Signaling that he will move ahead with Medicaid expansion in Virginia - a move that will provide health care to some 400,000 that the Virginia GOP and its Christofascist puppeteers would kick to the gutter - Governor Terry McAuliffe has vetoed a provision of the budget passed by the GOP controlled General Assembly that would have barred Medicaid expansion. He also vetoed several spending provisions which he said were unwise when Virginia cannot even provide for its neediest citizens. Legal challenges will no doubt ensue as the Virginia GOP seeks to continue its war on the poor and working class families. Here are highlights from the Richmond Times Dispatch:
Gov. Terry McAuliffe said today that he will sign the state's two-year budget, but veto an amendment that seeks to tie his hands on Medicaid expansion.
The governor also said he will use his line-item veto to defund the legislature's Medicaid Innovation and Reform Commission, calling it a sham that has blocked implementation.
The governor said he is "moving forward" on health care expansion and has ordered Secretary of Health and Human Resources Bill Hazel to put a plan for expansion on his desk by Sept. 1.
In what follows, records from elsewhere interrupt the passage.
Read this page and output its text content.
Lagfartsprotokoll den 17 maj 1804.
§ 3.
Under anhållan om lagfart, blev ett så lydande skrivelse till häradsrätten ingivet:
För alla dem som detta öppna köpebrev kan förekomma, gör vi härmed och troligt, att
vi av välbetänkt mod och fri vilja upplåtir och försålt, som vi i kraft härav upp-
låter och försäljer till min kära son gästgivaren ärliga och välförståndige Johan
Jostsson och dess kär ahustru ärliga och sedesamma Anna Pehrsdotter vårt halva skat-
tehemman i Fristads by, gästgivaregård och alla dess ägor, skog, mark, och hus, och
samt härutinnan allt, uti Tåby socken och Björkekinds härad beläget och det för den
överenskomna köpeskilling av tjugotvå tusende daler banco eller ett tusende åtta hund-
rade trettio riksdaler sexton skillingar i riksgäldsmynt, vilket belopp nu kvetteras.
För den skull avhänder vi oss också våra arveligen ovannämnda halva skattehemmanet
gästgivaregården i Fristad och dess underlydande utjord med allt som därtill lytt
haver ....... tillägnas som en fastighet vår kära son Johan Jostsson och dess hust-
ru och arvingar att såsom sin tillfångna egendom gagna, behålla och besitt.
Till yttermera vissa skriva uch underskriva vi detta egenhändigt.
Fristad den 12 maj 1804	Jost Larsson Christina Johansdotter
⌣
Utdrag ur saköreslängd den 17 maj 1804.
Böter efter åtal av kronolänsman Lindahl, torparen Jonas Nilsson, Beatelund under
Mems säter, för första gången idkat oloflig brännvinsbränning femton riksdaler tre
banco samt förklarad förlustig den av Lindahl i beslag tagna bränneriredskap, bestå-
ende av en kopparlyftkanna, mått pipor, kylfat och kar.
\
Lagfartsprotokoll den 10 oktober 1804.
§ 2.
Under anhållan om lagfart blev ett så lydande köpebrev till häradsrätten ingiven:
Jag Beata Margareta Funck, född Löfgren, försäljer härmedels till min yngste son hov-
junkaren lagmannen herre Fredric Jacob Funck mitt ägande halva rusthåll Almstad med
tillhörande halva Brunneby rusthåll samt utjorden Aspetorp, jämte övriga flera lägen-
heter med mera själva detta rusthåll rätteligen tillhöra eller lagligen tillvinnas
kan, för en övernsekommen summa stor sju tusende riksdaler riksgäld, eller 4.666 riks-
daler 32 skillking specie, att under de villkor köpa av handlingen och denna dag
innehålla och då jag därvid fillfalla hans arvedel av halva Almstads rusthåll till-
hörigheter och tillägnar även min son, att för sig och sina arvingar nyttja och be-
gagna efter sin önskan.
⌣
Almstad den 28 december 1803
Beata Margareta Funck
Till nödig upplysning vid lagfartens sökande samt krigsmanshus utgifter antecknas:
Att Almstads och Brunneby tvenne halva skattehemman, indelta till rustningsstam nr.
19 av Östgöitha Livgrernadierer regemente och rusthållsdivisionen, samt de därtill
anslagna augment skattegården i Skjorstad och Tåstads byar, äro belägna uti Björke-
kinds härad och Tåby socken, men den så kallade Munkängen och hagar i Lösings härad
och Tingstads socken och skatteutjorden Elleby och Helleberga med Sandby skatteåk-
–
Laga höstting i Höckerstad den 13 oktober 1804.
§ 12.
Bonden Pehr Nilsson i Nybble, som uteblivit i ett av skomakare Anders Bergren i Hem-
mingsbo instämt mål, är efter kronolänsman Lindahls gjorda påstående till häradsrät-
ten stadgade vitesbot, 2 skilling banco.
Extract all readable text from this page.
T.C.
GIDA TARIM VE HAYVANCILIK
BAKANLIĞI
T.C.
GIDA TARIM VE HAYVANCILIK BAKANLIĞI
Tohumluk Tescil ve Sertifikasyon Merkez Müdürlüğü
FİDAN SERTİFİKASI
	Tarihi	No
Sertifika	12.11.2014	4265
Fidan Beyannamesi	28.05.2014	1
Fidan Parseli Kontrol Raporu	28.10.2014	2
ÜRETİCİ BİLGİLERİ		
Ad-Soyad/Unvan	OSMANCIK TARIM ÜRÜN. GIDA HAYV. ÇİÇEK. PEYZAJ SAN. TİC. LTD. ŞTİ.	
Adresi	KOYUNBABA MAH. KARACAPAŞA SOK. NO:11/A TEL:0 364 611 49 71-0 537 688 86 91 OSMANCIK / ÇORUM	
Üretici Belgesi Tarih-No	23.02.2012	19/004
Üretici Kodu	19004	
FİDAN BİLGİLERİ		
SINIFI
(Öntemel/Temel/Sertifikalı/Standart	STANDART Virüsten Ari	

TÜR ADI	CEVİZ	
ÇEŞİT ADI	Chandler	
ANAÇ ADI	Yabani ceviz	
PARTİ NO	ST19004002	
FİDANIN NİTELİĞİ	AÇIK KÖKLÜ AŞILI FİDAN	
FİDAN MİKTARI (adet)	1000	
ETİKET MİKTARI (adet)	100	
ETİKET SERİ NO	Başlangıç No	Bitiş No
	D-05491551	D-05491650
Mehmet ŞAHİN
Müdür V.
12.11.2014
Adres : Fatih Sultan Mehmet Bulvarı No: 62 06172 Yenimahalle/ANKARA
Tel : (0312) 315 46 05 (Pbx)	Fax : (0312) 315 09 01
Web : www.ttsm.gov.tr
McAuliffe called the expansion of health care to the uninsured "a moral imperative," and promised to "move forward in the face of the demagoguery, the lies, fears, and cowardice that have gripped this debate for far too long."
State legislators approved a two year budget the night of June 12, breaking an impasse, but they included an amendment that seeks to bar Medicaid expansion or a private option without approval of both houses of the legislature.
During a news conference at the Patrick Henry Building in Richmond, McAuliffe said Republicans in the General Assembly had refused to compromise, turned their backs on Virginians who need health care and forfeited millions of federal dollars.
McAuliffe announced a series of additional vetoes.
He said he will block funding to rehabilitate the General Assembly Building and Old City Hall, saying the state cannot rationalize the expense when it cannot afford to aid the homeless.
Sen. Jeff McWaters, R-Virginia Beach, said he has written to Attorney General Mark R. Herring, asking for an opinion as to whether it is constitutional for the governor "to remove language from the budget that is not tied to a specific appropriation" and whether he believes the governor can expand Medicaid unilaterally."
Earlier today, Herring, a Democrat, issued a statement in which he expressed support for the governor's push to expand health coverage, but did not address the underlying legal questions.
Republican leaders in the House of Delegates said in a statement this afternoon that they believe the governor is exceeding his constitutional authority and they threatened legal action.